The Starz original series Ash vs. Evil Dead has come to a close, as has Bruce Campbell’s tenure as Ashley J. Williams, spanning over thirty years. It’s a bittersweet ending. This was not planned to be the final season. Ash had come back after decades of fans clamoring for a continuation of the character, whether it be in the once-proposed Freddy vs. Jason vs. Ash or in a proper Evil Dead 4. As the years went by it seemed more and more unlikely, the older Bruce Campbell got, for him to ever return to the character he and Sam Raimi had created in that original film. But it happened, and we got three years of it and the fact that they pulled any of that off is nothing short of amazing. On top of that, Ash vs. Evil Dead season three is truly a hell of an ending to this saga if this is where it has to end.
Ash, Pablo and Kelly are all back and in top form. After all this time, Campbell could play Ash in his sleep, but Ray Santiago and Dana De Lorenzo have created two extremely well-rounded and utterly watchable characters as well, doing the unthinkable by proving to be as necessary to this story as Ash himself, providing the franchise with cornerstone characters over thirty years into its run. Lucy Lawless shines brightest as Ruby this season, getting to play this character as out-and-out evil without any shred of moral ambiguity—which she had brought to the first two years, even if out of necessity. This Ruby is cold and heartless as it gets, as well as being impressively manipulative, and her backstory gets explored more deeply than ever before.
This season also shines at maybe the most exciting element of turning Evil Dead into a TV series other than the promise of weekly Ash, which is the exploration of concepts that were introduced in the original films. Because they were at three separate studios, the continuity of the Evil Dead trilogy is utterly fractured. Yet Ash vs. Evil Dead has somehow managed to overcome that several times over, weaving together this whole fractured tapestry as one story and one overall mythology, which the series has embraced and expanded upon in equal doses.
Related: Why Evil Dead II is not a remake!
Giving Ash a daughter was not just a great way to expand that character and that world, but also a great way to bring the series full circle and embrace the season’s central theme, which seems to be owning up to responsibility. For a guy like Ash who’s been running from everything his whole life, this whole season is about facing the music. As such, it actually makes for a pretty perfect finale.
Of course, this is a comedy first and foremost and delivers as such. There’s an episode meant to top last season’s big gross-out moment involving Ash in a sperm bank and it will definitely leave you gagging. But the show is always at its best when it delivers on both heart and humor and this final season definitely embraces that. There’s a moment between Ash and his daughter, Brandy, in the finale that calls back to the original Evil Dead in an honestly powerful way.

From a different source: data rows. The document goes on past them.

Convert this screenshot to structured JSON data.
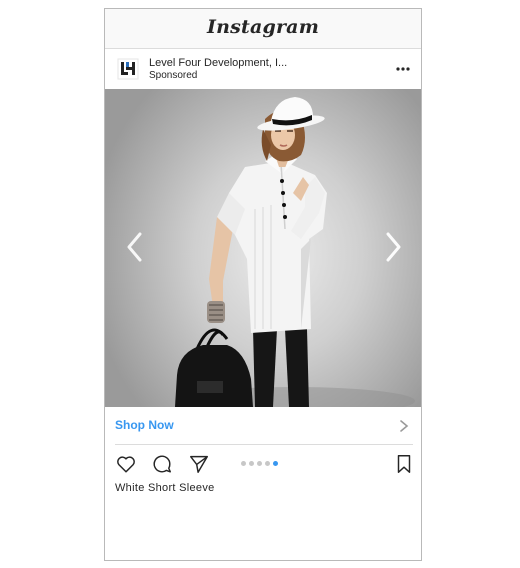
{
  "header": {
    "title": "Instagram"
  },
  "post": {
    "account_name": "Level Four Development, I...",
    "sponsored_label": "Sponsored",
    "logo_text": "LH",
    "cta_label": "Shop Now",
    "caption": "White Short Sleeve",
    "carousel": {
      "total": 5,
      "active_index": 4
    }
  },
  "icons": {
    "more": "more-options-icon",
    "prev": "chevron-left-icon",
    "next": "chevron-right-icon",
    "like": "heart-icon",
    "comment": "comment-icon",
    "share": "share-icon",
    "save": "bookmark-icon"
  },
  "colors": {
    "accent": "#3897f0",
    "text": "#262626",
    "logo_blue": "#2a6ebb"
  }
}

Unfortunately, there aren’t a ton of features in this two-disc set. The only featurettes are a season overview, which is neat but only two minutes long, and quick analyses of the making of each episode, which also all run about two minutes. There are still some great things revealed in these short snippets, nonetheless. The highlight of each of them are the behind-the-scenes looks at the show’s special effects. One moment in the season premiere especially floored me to see how it was achieved practically. It’s so rare to get that kind of revelation anymore and seeing how they pulled it off harkened back to the early days of Fangoria in the very best way.

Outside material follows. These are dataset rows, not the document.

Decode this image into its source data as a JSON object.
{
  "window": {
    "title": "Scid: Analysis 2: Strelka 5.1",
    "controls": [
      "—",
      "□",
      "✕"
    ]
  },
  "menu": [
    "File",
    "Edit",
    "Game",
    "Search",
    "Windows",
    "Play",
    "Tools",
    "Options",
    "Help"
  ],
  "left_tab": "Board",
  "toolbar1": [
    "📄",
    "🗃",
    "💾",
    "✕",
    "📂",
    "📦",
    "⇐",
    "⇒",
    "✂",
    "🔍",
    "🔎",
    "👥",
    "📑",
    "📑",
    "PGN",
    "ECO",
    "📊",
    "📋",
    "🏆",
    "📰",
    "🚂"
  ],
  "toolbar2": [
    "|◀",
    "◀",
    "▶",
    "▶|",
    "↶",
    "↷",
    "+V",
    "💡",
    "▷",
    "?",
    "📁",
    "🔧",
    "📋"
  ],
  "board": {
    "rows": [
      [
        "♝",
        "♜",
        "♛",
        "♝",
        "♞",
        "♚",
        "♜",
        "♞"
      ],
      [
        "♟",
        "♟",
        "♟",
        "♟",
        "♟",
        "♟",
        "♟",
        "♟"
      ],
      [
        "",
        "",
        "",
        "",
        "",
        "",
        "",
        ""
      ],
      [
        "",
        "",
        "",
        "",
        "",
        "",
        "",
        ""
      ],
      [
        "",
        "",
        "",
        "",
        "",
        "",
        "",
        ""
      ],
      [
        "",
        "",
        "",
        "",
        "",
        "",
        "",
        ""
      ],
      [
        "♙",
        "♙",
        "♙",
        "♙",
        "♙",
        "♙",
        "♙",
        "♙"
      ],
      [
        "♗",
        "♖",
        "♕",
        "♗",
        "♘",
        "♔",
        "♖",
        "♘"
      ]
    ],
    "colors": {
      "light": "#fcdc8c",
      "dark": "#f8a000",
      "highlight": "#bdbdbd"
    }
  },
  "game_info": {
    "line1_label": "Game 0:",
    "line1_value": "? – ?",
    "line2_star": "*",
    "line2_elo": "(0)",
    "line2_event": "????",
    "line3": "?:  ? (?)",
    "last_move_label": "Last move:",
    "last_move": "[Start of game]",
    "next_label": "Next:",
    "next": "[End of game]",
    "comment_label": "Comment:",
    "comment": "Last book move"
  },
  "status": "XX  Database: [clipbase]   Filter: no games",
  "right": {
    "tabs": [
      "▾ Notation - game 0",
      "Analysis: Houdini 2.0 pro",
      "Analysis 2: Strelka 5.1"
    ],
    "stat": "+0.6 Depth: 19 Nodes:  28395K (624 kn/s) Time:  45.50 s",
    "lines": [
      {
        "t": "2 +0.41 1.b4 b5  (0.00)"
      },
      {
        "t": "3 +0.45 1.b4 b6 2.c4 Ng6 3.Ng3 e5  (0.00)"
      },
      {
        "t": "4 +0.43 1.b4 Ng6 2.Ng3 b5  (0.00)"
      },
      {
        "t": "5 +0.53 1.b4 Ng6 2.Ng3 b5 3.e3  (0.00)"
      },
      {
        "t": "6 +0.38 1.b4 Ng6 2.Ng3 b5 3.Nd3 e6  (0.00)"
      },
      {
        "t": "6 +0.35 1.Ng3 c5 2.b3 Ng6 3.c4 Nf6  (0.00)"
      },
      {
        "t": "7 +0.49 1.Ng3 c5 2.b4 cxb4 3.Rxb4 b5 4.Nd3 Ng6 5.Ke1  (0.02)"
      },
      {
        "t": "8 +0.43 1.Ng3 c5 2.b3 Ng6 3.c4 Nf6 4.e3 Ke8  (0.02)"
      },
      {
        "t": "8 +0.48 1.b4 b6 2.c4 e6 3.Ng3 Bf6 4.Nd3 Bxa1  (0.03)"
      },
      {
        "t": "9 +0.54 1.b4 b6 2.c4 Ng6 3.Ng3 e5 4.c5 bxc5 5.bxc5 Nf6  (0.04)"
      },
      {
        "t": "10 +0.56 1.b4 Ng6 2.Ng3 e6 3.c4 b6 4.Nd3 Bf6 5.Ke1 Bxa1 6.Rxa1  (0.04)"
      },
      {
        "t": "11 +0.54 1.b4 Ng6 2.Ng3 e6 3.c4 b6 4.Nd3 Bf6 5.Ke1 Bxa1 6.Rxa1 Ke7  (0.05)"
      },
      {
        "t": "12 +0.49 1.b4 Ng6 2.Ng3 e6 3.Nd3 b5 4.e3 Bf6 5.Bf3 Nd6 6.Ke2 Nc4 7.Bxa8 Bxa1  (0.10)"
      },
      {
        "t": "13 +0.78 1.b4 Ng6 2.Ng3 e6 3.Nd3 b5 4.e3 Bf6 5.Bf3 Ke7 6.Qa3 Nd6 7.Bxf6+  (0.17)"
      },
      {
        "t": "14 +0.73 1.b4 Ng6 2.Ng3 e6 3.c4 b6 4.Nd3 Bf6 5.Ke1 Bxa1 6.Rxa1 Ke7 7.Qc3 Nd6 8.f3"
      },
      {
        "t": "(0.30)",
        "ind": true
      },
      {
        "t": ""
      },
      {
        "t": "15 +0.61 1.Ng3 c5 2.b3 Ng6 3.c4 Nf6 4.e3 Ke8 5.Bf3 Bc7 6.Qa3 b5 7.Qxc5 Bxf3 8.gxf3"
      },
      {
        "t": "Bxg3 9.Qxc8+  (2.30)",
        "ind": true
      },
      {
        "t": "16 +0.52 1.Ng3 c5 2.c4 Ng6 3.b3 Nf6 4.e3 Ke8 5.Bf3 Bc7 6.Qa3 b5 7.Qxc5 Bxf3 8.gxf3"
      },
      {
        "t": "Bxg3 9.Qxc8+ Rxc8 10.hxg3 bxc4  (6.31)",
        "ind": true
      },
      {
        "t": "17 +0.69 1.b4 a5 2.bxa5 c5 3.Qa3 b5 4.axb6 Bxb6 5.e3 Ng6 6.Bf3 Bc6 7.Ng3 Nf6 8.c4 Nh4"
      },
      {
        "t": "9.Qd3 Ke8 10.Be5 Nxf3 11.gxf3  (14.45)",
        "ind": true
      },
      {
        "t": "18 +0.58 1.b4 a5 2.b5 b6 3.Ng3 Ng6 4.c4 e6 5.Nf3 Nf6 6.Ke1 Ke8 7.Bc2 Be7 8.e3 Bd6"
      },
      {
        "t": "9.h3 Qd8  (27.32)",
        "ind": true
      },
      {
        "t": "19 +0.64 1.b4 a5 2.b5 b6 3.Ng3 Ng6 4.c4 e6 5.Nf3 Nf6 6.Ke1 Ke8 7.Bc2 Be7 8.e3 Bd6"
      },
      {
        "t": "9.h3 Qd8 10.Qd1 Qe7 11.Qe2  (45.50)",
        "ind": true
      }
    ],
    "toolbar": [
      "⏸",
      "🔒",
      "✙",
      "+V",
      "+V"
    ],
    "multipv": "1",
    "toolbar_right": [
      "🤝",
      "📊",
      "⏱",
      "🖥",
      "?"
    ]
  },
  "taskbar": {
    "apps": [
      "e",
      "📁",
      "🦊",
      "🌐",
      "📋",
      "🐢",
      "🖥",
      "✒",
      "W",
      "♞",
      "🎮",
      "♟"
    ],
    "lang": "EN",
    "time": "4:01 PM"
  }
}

The episode commentaries obviously provide a little more insight, providing a good mix of cast and crew throughout each episode so that we don’t just hear the same voices every time. The finale is a maybe the best commentary of the bunch. Even though they didn’t know they weren’t coming back when they recorded, Bruce Campbell certainly sounds like he’s expecting that news and keeps remarking on what a strong sendoff it is to Ash and how having Ash finally face his destiny brings the character’s entire journey full circle.
Even the cliffhanger ending is just paying off the alternate ending to Army of Darkness. These facts and especially the way Campbell talks with so much pride for what they accomplished makes it a little easier to accept this as a true ending.
Ash vs. Evil Dead Season 3 is available on Blu-Ray Tuesday, August 21st.